DMI.OR.ID., JAKARTA – Wakil Presiden Republik Indonesia (RI), DR. H. Muhammad Jusuf Kalla, telah menceritakan tentang perjalanan sejarah kebijakan pemerintah RI di bidang perekonomian, khususnya di ere orde baru, di masa pemerintahan Presiden kedua RI, H. Muhammad Soeharto, dan berlanjut ke era reformasi hingga saat ini.

Bahkan kebijakan orde baru itu dialami sendiri oleh Wapres Jusuf Kalla dan keluarga besarnya saat masih aktif berbisnis di perusahaan.
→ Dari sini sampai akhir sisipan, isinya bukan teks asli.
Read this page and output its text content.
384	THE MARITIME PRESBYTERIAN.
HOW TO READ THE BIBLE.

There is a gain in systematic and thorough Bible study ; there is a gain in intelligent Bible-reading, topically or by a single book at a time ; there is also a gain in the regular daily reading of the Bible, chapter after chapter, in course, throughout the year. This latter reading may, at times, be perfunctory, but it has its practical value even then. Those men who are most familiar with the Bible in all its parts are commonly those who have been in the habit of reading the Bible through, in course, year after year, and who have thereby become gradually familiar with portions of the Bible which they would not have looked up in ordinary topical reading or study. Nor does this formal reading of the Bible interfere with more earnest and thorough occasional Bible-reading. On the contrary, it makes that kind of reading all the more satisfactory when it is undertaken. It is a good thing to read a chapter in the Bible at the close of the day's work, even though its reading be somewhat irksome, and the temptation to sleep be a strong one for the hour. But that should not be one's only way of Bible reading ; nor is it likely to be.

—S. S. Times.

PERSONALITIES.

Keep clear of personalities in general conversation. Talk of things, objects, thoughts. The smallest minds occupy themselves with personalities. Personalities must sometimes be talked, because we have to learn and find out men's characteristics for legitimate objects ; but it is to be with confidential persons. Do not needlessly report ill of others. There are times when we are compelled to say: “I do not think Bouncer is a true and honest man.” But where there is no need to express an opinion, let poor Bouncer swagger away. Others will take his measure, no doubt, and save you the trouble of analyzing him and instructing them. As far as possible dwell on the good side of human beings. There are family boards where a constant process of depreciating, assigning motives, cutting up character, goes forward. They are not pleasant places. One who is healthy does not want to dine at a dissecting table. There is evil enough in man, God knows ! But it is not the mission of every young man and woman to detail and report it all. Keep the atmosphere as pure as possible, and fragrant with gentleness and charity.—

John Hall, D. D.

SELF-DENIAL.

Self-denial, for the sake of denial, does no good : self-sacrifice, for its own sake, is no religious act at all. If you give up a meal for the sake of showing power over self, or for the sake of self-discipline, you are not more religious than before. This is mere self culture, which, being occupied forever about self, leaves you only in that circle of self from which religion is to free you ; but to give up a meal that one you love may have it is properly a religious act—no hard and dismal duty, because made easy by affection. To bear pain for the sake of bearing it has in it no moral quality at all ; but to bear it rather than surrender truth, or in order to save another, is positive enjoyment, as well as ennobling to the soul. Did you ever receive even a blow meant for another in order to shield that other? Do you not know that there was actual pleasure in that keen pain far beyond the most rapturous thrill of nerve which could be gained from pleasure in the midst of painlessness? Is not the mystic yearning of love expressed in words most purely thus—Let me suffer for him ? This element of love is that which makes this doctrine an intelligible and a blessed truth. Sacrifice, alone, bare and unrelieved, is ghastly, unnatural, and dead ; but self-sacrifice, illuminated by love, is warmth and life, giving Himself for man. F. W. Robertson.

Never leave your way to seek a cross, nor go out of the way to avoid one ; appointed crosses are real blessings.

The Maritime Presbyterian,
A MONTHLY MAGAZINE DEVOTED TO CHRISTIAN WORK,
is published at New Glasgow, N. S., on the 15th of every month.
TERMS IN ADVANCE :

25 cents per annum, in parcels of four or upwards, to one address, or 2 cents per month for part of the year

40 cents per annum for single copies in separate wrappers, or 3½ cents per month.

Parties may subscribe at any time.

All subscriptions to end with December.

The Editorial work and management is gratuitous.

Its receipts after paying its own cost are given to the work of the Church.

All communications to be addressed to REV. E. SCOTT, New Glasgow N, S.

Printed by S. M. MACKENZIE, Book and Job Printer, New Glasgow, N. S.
Salah satunya terkait lebih banyaknya jumlah pengusaha Tionghoa daripa pengusaha pribumi. Wapres Kalla memaparkan hal ini saat menutup secara resmi Kongres Ekonomi Umat 2017 pada Senin (24/4) di Hotel Grand Sahid Jaya, Jakarta.

Kegiatan ini mengangkat tema: Arus Baru Ekonomi Indonesia pada Sabtu (22/4) hingga Senin (24/4) dan diselenggarakan oleh Komisi Pemberdayaan Ekonomi Umat (KPEU) – Majelis Ulama Indonesia (MUI).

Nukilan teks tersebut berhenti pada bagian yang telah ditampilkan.